Former local government area in the UK

Uxbridge was a local government district in north west Middlesex, England, from 1849 to 1965, seated in the town of Uxbridge.

==History==
Uxbridge was one of the first towns in England to adopt the Public Health Act 1848 in 1849 and form a local board of health. Under the Local Government Act 1894 the local board district was replaced by an urban district.

Until 1927 the council met in a council chamber on the upper floor of Uxbridge Market House on the High Street, which had been built in 1788, and had its offices at various locations in the town. In 1927 the council moved to a converted house called Southfields at 265 High Street, which served as both its offices and meeting place.

The district initially consisted of the parishes of Uxbridge and Hillingdon West. In 1929 it was enlarged by gaining from Uxbridge Rural District the parishes of Cowley, Harefield, Hillingdon East and Ickenham. The parishes were abolished in 1938 in order to create an enlarged Uxbridge parish covering the same area as the district.

In 1955 the urban district council successfully petitioned for a charter of incorporation and became a municipal borough.

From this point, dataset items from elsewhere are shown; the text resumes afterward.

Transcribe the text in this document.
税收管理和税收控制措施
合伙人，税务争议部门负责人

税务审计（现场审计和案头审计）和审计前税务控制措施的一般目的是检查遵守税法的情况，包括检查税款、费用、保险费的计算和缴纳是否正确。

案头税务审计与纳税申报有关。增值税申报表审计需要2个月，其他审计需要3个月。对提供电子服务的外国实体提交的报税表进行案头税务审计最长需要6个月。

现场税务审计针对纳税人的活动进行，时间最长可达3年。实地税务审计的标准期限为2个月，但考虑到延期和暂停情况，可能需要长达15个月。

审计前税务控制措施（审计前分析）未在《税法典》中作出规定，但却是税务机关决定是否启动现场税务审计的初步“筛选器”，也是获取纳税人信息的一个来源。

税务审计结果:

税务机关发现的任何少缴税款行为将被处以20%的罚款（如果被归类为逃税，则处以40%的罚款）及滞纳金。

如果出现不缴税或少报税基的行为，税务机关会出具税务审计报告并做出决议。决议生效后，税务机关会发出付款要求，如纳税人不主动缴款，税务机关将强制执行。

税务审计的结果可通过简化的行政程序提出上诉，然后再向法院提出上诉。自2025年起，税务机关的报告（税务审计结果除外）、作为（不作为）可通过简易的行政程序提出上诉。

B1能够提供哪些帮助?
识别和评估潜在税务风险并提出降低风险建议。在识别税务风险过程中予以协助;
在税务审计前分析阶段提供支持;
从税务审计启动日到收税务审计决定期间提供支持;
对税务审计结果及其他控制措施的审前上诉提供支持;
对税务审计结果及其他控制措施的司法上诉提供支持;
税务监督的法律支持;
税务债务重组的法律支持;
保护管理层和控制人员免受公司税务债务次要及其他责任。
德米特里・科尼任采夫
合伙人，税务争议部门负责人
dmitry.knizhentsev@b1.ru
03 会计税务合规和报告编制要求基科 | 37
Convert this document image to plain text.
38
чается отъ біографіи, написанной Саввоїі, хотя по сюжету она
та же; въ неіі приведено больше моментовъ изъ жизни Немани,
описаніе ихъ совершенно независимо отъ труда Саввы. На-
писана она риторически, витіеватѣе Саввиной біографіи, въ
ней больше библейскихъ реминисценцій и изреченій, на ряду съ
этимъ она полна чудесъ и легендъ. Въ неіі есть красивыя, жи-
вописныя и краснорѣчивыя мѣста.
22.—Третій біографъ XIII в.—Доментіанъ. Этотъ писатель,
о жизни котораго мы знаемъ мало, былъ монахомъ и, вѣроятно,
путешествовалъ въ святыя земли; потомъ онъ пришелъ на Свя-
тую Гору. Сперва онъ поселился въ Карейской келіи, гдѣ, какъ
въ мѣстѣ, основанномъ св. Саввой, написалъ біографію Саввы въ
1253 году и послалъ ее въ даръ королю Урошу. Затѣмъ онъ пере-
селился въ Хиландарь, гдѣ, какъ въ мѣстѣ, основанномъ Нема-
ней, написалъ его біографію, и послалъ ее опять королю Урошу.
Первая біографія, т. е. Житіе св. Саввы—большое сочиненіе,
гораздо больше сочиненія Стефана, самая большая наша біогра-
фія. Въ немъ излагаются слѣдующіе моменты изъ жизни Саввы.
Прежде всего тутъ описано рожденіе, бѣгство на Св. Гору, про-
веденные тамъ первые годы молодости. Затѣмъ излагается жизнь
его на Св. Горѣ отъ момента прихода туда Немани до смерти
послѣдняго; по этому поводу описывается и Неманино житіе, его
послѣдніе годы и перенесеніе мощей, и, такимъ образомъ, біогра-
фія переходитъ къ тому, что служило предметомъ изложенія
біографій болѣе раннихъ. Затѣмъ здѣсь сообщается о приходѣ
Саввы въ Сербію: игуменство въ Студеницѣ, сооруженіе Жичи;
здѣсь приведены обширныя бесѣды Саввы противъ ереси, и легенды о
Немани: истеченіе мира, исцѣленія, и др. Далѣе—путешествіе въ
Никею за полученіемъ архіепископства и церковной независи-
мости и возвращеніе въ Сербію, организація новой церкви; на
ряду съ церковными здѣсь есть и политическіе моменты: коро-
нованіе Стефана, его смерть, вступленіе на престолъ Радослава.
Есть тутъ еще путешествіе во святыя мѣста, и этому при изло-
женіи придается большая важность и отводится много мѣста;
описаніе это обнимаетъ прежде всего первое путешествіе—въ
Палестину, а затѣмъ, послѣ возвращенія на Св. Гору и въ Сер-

In 1965 the borough was abolished and its former area transferred to Greater London and used to form part of the London Borough of Hillingdon. The council's former headquarters at Southfields was subsequently demolished and Hillingdon Civic Centre built on the site.

== Coat of arms ==
Granted in 1948, the coat of arms of the borough was: Or on a pile gules between two fountains an eagle displayed of the field. Crest: On a wreath of the colours issuant from a circlet composed of four chrysanthemums stalked and leaved proper a demi-lion gules supporting a seax blade upwards proper pommel and hilt or. Supporters: On the dexter side an heraldic tiger or and on the sinister side a Pegasus argent hoofed and crined azure both gorged with an astral crown vert and pendent therefrom a plate fimbriated also vert the dexter plate charged with a garb proper and the sinister with a cross throughout gules.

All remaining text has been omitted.